Na Índia nada é impossível

Quando chegámos a este país sabíamos de antemão que íamos encontrar um país diferente, mas nada como isto. Para aqui tem de se vir preparado, tem de se “ter algum calo” para ver e aceitar variadíssimas situações que vão desde comer de um prato mal lavado e servido com a mão, a atravessar a rua (o que se pode transformar num desafio) ou a ver pessoas esqueléticas a morrer de fome e a pedir esmola. Ler o que se encontra pela internet não é o suficiente para se compreender o nível de vida que eles levam.

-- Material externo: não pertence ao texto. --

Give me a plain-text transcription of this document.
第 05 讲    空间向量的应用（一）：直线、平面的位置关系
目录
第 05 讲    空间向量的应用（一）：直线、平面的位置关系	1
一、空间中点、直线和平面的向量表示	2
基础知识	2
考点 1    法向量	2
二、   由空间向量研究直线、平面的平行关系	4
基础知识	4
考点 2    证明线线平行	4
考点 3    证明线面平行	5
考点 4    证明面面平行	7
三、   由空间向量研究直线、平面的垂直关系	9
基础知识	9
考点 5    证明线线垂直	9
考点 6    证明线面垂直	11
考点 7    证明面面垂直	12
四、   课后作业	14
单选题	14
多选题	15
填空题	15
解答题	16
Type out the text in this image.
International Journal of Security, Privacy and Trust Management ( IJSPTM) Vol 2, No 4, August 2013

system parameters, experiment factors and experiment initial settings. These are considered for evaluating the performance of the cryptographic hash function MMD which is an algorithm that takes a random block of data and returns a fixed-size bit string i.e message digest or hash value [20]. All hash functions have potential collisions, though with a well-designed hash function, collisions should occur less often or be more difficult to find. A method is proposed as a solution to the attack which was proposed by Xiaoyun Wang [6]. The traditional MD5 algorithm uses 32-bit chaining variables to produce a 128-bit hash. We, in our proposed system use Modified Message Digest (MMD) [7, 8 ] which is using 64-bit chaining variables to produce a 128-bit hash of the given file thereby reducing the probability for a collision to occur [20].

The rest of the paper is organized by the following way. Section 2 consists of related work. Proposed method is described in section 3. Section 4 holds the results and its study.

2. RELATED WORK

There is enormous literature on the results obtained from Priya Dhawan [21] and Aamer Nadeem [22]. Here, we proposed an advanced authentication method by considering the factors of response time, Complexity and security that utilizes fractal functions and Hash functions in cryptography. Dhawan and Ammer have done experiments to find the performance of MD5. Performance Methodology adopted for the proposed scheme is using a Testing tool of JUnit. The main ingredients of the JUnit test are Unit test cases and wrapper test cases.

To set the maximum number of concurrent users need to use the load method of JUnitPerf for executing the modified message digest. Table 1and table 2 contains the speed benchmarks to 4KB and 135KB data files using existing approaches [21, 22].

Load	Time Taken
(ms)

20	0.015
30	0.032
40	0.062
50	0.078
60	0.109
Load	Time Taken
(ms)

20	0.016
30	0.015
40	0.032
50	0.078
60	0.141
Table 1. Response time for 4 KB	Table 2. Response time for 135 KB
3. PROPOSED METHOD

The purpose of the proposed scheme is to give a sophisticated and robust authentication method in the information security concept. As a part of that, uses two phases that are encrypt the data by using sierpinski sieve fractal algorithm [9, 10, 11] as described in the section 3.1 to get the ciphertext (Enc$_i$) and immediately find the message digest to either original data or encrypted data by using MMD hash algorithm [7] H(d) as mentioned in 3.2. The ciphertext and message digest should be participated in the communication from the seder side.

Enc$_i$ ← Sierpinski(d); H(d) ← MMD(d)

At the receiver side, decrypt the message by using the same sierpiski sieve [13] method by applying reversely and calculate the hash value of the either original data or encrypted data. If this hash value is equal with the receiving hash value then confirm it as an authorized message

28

Vimos muita coisa nestes dias, e das melhores decisões que tomámos foi optar por passar pouco tempo no centro da cidade, e mais tempo na periferia, conselho dado por um guia turístico privado que nos encontrou na sua “caçada diária de turistas”,  aos quais oferecia uma visita guiada pela cidade, por uns insignificantes 9€/dia, tendo nós visitado então um bairro de pescadores, num local que foi anteriormente uma lixeira, visitámos uma outra praia, uma zona de lazer familiar, e por fim um dos guetos mais pobres da cidade, em que a principal ocupação dos seus residentes, além do pequeno comércio que tentam fazer pela rua, é a reciclagem. Muitas pessoas enviam para lá diariamente toneladas de cartão, latas de alumínio e plástico, que é cortado, compactado e vendido para a China, mas muitos deles nem sequer recebem por isto. Este foi dos “passeios” mais difíceis, mas também dos mais esclarecedores relativamente à vida destas pessoas. A verdade é que nós sabemos que existe muita pobreza e muita miséria por aqui, mas a realidade é que nós, “estrangeiros” encaramos isto de uma forma muito mais drástica do que eles próprios. As pessoas que vivem nesta situação, não sentem tanto esta tristeza porque sentem que este é o seu karma, que nada podem fazer e, por isto,  aprendem a construir e a viver tudo como um modo de vida. E efetivavente, graças ao sistema de castas neste país, quem nasce pobre morre pobre…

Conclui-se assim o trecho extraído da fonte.